On the sickness of our community
On the sickness of our community
Posted Oct 16, 2014 10:28 UTC (Thu) by Wol (subscriber, #4433)In reply to: On the sickness of our community by b3nt0box
Parent article: On the sickness of our community
NO NO NO.
My wife has Parkinson's. It upsets her perception of reality. That's basically a shortage of the nerve-signalling chemical dopamine, and it has well-recognised effects.
Testosterone makes people more aggressive, and presumably is very important both in that and in controlling peoples' response to aggression. Put two testosterone-fuelled people in a room and you probably won't get a fight, but the atmosphere will be very aggressive.

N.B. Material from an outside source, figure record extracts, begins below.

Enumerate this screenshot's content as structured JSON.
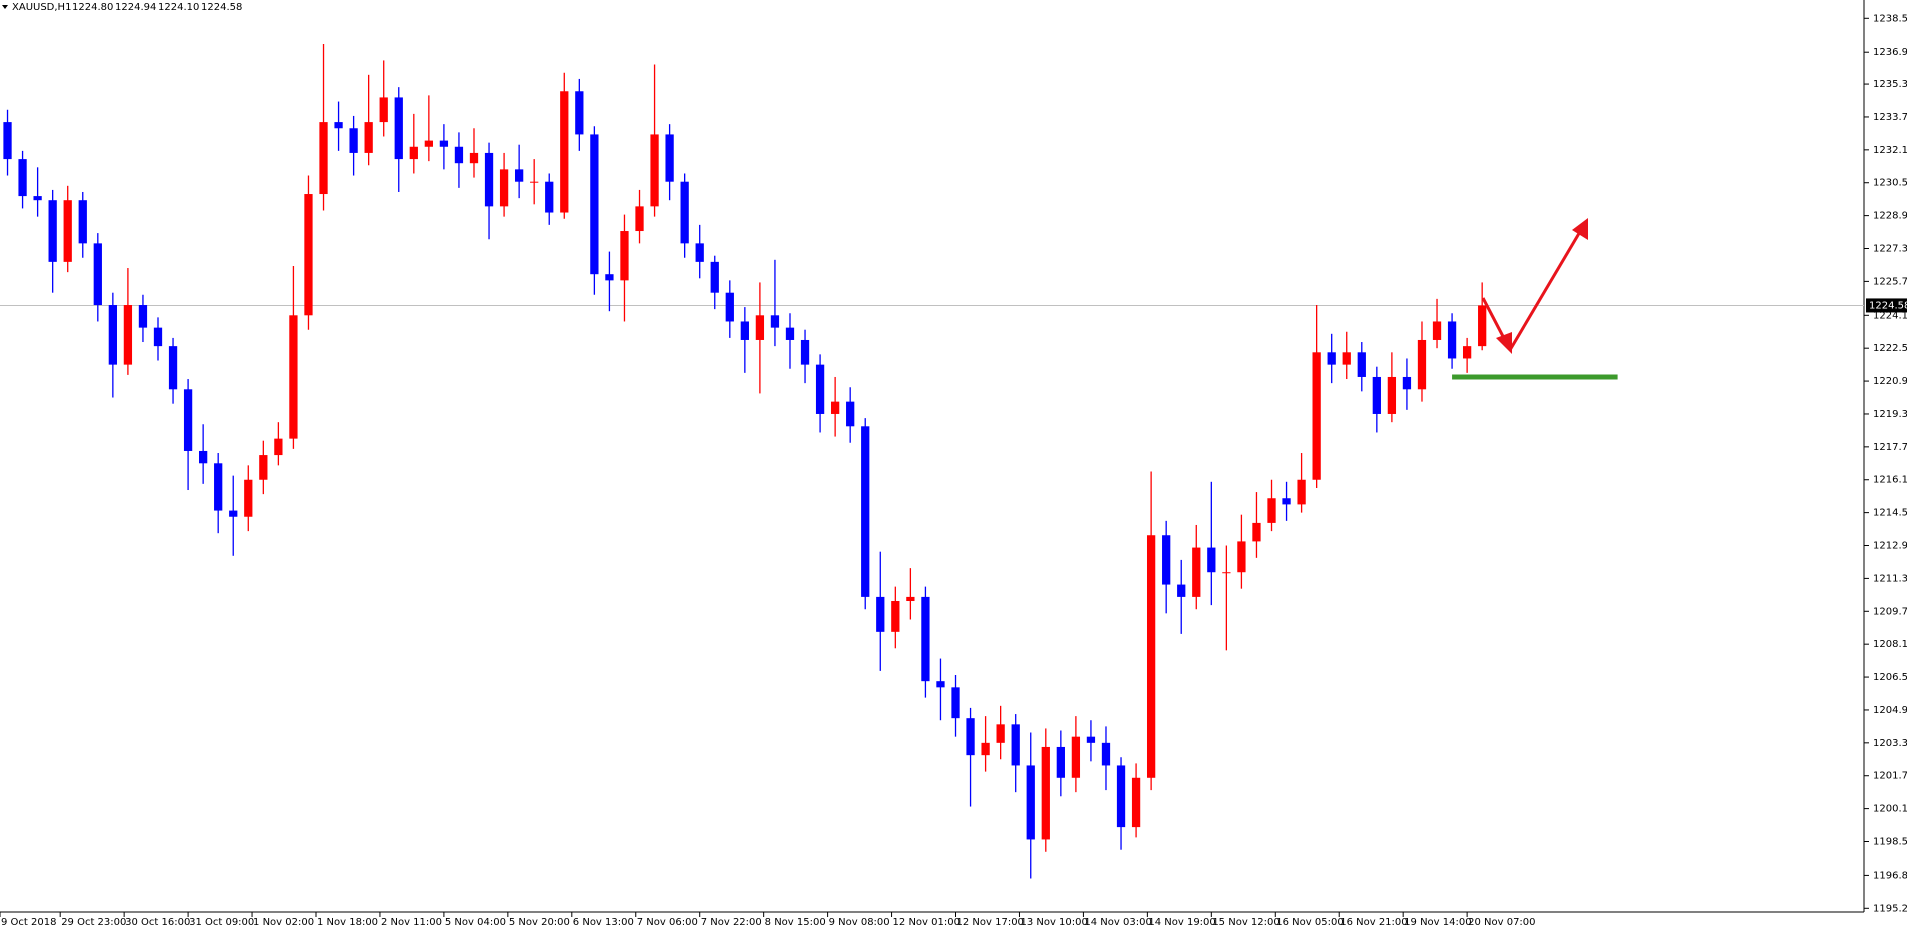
{
  "chart_data": {
    "type": "candlestick",
    "title": "XAUUSD,H1",
    "quote": [
      {
        "value": 1224.8,
        "label": "1224.80"
      },
      1224.94,
      {
        "value": 1224.1,
        "label": "1224.10"
      },
      1224.58
    ],
    "up_color": "#ff0000",
    "down_color": "#0000ff",
    "x": [
      2,
      6,
      10,
      14,
      18,
      22,
      26,
      30,
      34,
      38,
      42,
      46,
      50,
      54,
      58,
      62,
      66,
      70,
      74,
      78,
      82,
      86,
      90,
      94,
      98,
      102,
      106,
      110,
      114,
      118,
      122,
      126,
      130,
      134,
      138,
      142,
      146,
      150,
      154,
      158,
      162,
      166,
      170,
      174,
      178,
      182,
      186,
      190,
      194,
      198,
      202,
      206,
      210,
      214,
      218,
      222,
      226,
      230,
      234,
      238,
      242,
      246,
      250,
      254,
      258,
      262,
      266,
      270,
      274,
      278,
      282,
      286,
      290,
      294,
      298,
      302,
      306,
      310,
      314,
      318,
      322,
      326,
      330,
      334,
      338,
      342,
      346,
      350,
      354,
      358,
      362,
      366,
      370,
      374,
      378,
      382,
      386,
      390,
      394
    ],
    "open": [
      1233.5,
      1231.7,
      1229.9,
      1229.7,
      1226.7,
      1229.7,
      1227.6,
      1224.6,
      1221.7,
      1224.6,
      1223.5,
      1222.6,
      1220.5,
      1217.5,
      1216.9,
      1214.6,
      1214.3,
      1216.1,
      1217.3,
      1218.1,
      1224.1,
      1230.0,
      1233.5,
      1233.2,
      1232.0,
      1233.5,
      1234.7,
      1231.7,
      1232.3,
      1232.6,
      1232.3,
      1231.5,
      1232.0,
      1229.4,
      1231.2,
      1230.6,
      1230.6,
      1229.1,
      1235.0,
      1232.9,
      1226.1,
      1225.8,
      1228.2,
      1229.4,
      1232.9,
      1230.6,
      1227.6,
      1226.7,
      1225.2,
      1223.8,
      1222.9,
      1224.1,
      1223.5,
      1222.9,
      1221.7,
      1219.3,
      1219.9,
      1218.7,
      1210.4,
      1208.7,
      1210.2,
      1210.4,
      1206.3,
      1206.0,
      1204.5,
      1202.7,
      1203.3,
      1204.2,
      1202.2,
      1198.6,
      1203.1,
      1201.6,
      1203.6,
      1203.3,
      1202.2,
      1199.2,
      1201.6,
      1213.4,
      1211.0,
      1210.4,
      1212.8,
      1211.6,
      1211.6,
      1213.1,
      1214.0,
      1215.2,
      1214.9,
      1216.1,
      1222.3,
      1221.7,
      1222.3,
      1221.1,
      1219.3,
      1221.1,
      1220.5,
      1222.9,
      1223.8,
      1222.0,
      1222.6
    ],
    "high": [
      1234.1,
      1232.1,
      1231.3,
      1230.2,
      1230.4,
      1230.1,
      1228.1,
      1225.2,
      1226.4,
      1225.1,
      1224.0,
      1223.0,
      1221.0,
      1218.8,
      1217.4,
      1216.3,
      1216.8,
      1218.0,
      1218.9,
      1226.5,
      1230.9,
      1237.3,
      1234.5,
      1233.8,
      1235.8,
      1236.5,
      1235.2,
      1233.9,
      1234.8,
      1233.4,
      1233.0,
      1233.2,
      1232.5,
      1232.0,
      1232.4,
      1231.7,
      1231.0,
      1235.9,
      1235.6,
      1233.3,
      1227.2,
      1229.0,
      1230.2,
      1236.3,
      1233.4,
      1231.0,
      1228.5,
      1227.0,
      1225.8,
      1224.5,
      1225.7,
      1226.8,
      1224.2,
      1223.4,
      1222.2,
      1221.1,
      1220.6,
      1219.1,
      1212.6,
      1210.9,
      1211.8,
      1210.9,
      1207.4,
      1206.6,
      1205.0,
      1204.6,
      1205.1,
      1204.7,
      1203.8,
      1204.0,
      1203.9,
      1204.6,
      1204.4,
      1204.1,
      1202.6,
      1202.3,
      1216.5,
      1214.1,
      1212.2,
      1213.9,
      1216.0,
      1212.9,
      1214.4,
      1215.5,
      1216.1,
      1216.0,
      1217.4,
      1224.6,
      1223.2,
      1223.3,
      1222.8,
      1221.6,
      1222.3,
      1222.0,
      1223.8,
      1224.9,
      1224.2,
      1223.0,
      1225.7
    ],
    "low": [
      1230.9,
      1229.3,
      1228.9,
      1225.2,
      1226.2,
      1226.9,
      1223.8,
      1220.1,
      1221.2,
      1222.8,
      1221.9,
      1219.8,
      1215.6,
      1215.9,
      1213.5,
      1212.4,
      1213.6,
      1215.4,
      1216.8,
      1217.6,
      1223.4,
      1229.2,
      1232.1,
      1230.9,
      1231.4,
      1232.8,
      1230.1,
      1231.0,
      1231.6,
      1231.2,
      1230.3,
      1230.8,
      1227.8,
      1228.9,
      1229.8,
      1229.5,
      1228.5,
      1228.8,
      1232.1,
      1225.1,
      1224.3,
      1223.8,
      1227.6,
      1228.9,
      1229.7,
      1226.9,
      1225.9,
      1224.4,
      1223.0,
      1221.3,
      1220.3,
      1222.6,
      1221.5,
      1220.8,
      1218.4,
      1218.2,
      1217.9,
      1209.8,
      1206.8,
      1207.9,
      1209.3,
      1205.5,
      1204.4,
      1203.6,
      1200.2,
      1201.9,
      1202.5,
      1200.9,
      1196.7,
      1198.0,
      1200.7,
      1200.9,
      1202.4,
      1201.0,
      1198.1,
      1198.7,
      1201.0,
      1209.6,
      1208.6,
      1209.8,
      1210.0,
      1207.8,
      1210.8,
      1212.3,
      1213.6,
      1214.1,
      1214.5,
      1215.7,
      1220.8,
      1221.0,
      1220.4,
      1218.4,
      1218.9,
      1219.5,
      1219.9,
      1222.5,
      1221.5,
      1221.3,
      1222.4
    ],
    "close": [
      1231.7,
      1229.9,
      1229.7,
      1226.7,
      1229.7,
      1227.6,
      1224.6,
      1221.7,
      1224.6,
      1223.5,
      1222.6,
      1220.5,
      1217.5,
      1216.9,
      1214.6,
      1214.3,
      1216.1,
      1217.3,
      1218.1,
      1224.1,
      1230.0,
      1233.5,
      1233.2,
      1232.0,
      1233.5,
      1234.7,
      1231.7,
      1232.3,
      1232.6,
      1232.3,
      1231.5,
      1232.0,
      1229.4,
      1231.2,
      1230.6,
      1230.6,
      1229.1,
      1235.0,
      1232.9,
      1226.1,
      1225.8,
      1228.2,
      1229.4,
      1232.9,
      1230.6,
      1227.6,
      1226.7,
      1225.2,
      1223.8,
      1222.9,
      1224.1,
      1223.5,
      1222.9,
      1221.7,
      1219.3,
      1219.9,
      1218.7,
      1210.4,
      1208.7,
      1210.2,
      1210.4,
      1206.3,
      1206.0,
      1204.5,
      1202.7,
      1203.3,
      1204.2,
      1202.2,
      1198.6,
      1203.1,
      1201.6,
      1203.6,
      1203.3,
      1202.2,
      1199.2,
      1201.6,
      1213.4,
      1211.0,
      1210.4,
      1212.8,
      1211.6,
      1211.6,
      1213.1,
      1214.0,
      1215.2,
      1214.9,
      1216.1,
      1222.3,
      1221.7,
      1222.3,
      1221.1,
      1219.3,
      1221.1,
      1220.5,
      1222.9,
      1223.8,
      1222.0,
      1222.6,
      1224.58
    ],
    "xlim": [
      0,
      495.5
    ],
    "xticks": [
      {
        "value": 0,
        "label": "9 Oct 2018"
      },
      {
        "value": 16,
        "label": "29 Oct 23:00"
      },
      {
        "value": 33,
        "label": "30 Oct 16:00"
      },
      {
        "value": 50,
        "label": "31 Oct 09:00"
      },
      {
        "value": 67,
        "label": "1 Nov 02:00"
      },
      {
        "value": 84,
        "label": "1 Nov 18:00"
      },
      {
        "value": 101,
        "label": "2 Nov 11:00"
      },
      {
        "value": 118,
        "label": "5 Nov 04:00"
      },
      {
        "value": 135,
        "label": "5 Nov 20:00"
      },
      {
        "value": 152,
        "label": "6 Nov 13:00"
      },
      {
        "value": 169,
        "label": "7 Nov 06:00"
      },
      {
        "value": 186,
        "label": "7 Nov 22:00"
      },
      {
        "value": 203,
        "label": "8 Nov 15:00"
      },
      {
        "value": 220,
        "label": "9 Nov 08:00"
      },
      {
        "value": 237,
        "label": "12 Nov 01:00"
      },
      {
        "value": 254,
        "label": "12 Nov 17:00"
      },
      {
        "value": 271,
        "label": "13 Nov 10:00"
      },
      {
        "value": 288,
        "label": "14 Nov 03:00"
      },
      {
        "value": 305,
        "label": "14 Nov 19:00"
      },
      {
        "value": 322,
        "label": "15 Nov 12:00"
      },
      {
        "value": 339,
        "label": "16 Nov 05:00"
      },
      {
        "value": 356,
        "label": "16 Nov 21:00"
      },
      {
        "value": 373,
        "label": "19 Nov 14:00"
      },
      {
        "value": 390,
        "label": "20 Nov 07:00"
      }
    ],
    "ylim": [
      1195.07,
      1239.44
    ],
    "yticks": [
      1238.55,
      {
        "value": 1236.9,
        "label": "1236.90"
      },
      1235.35,
      1233.75,
      1232.15,
      1230.55,
      1228.95,
      1227.35,
      1225.75,
      {
        "value": 1224.1,
        "label": "1224.10"
      },
      {
        "value": 1222.5,
        "label": "1222.50"
      },
      {
        "value": 1220.9,
        "label": "1220.90"
      },
      {
        "value": 1219.3,
        "label": "1219.30"
      },
      {
        "value": 1217.7,
        "label": "1217.70"
      },
      {
        "value": 1216.1,
        "label": "1216.10"
      },
      {
        "value": 1214.5,
        "label": "1214.50"
      },
      {
        "value": 1212.9,
        "label": "1212.90"
      },
      {
        "value": 1211.3,
        "label": "1211.30"
      },
      {
        "value": 1209.7,
        "label": "1209.70"
      },
      {
        "value": 1208.1,
        "label": "1208.10"
      },
      {
        "value": 1206.5,
        "label": "1206.50"
      },
      {
        "value": 1204.9,
        "label": "1204.90"
      },
      {
        "value": 1203.3,
        "label": "1203.30"
      },
      {
        "value": 1201.7,
        "label": "1201.70"
      },
      {
        "value": 1200.1,
        "label": "1200.10"
      },
      {
        "value": 1198.5,
        "label": "1198.50"
      },
      1196.85,
      1195.25
    ],
    "last_price": 1224.58,
    "support": {
      "value": 1221.1,
      "x": [
        386,
        430
      ],
      "color": "#3c9a2c"
    }
  }
}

I don't know enough about oestrogen to make the equivalent comment but gender differences are very important. I suspect if you did a profiling exercise, you'd actually find are far better match of the passive/aggressive spectrum with testosterone levels than with gender, but then you find a fairly close match with testosterone levels and gender.
You can't say "individual differences are more important than gender" when gender provides a massive bias to those individual differences. You're almost certainly right to claim that gender is not a DIRECT influence, but it has a very strong second-level influence.
Which is why Lennart could shrug it all off - he's probably high testosterone. Kathy couldn't - and she could well have had less testosterone than the average female. (Which is why some - high testosterone - women don't have any difficulty coping.)
(And it wouldn't surprise me if many of these assholes are beta or gamma males - they're high-testosterone in the company of an even-higher testosterone individual.)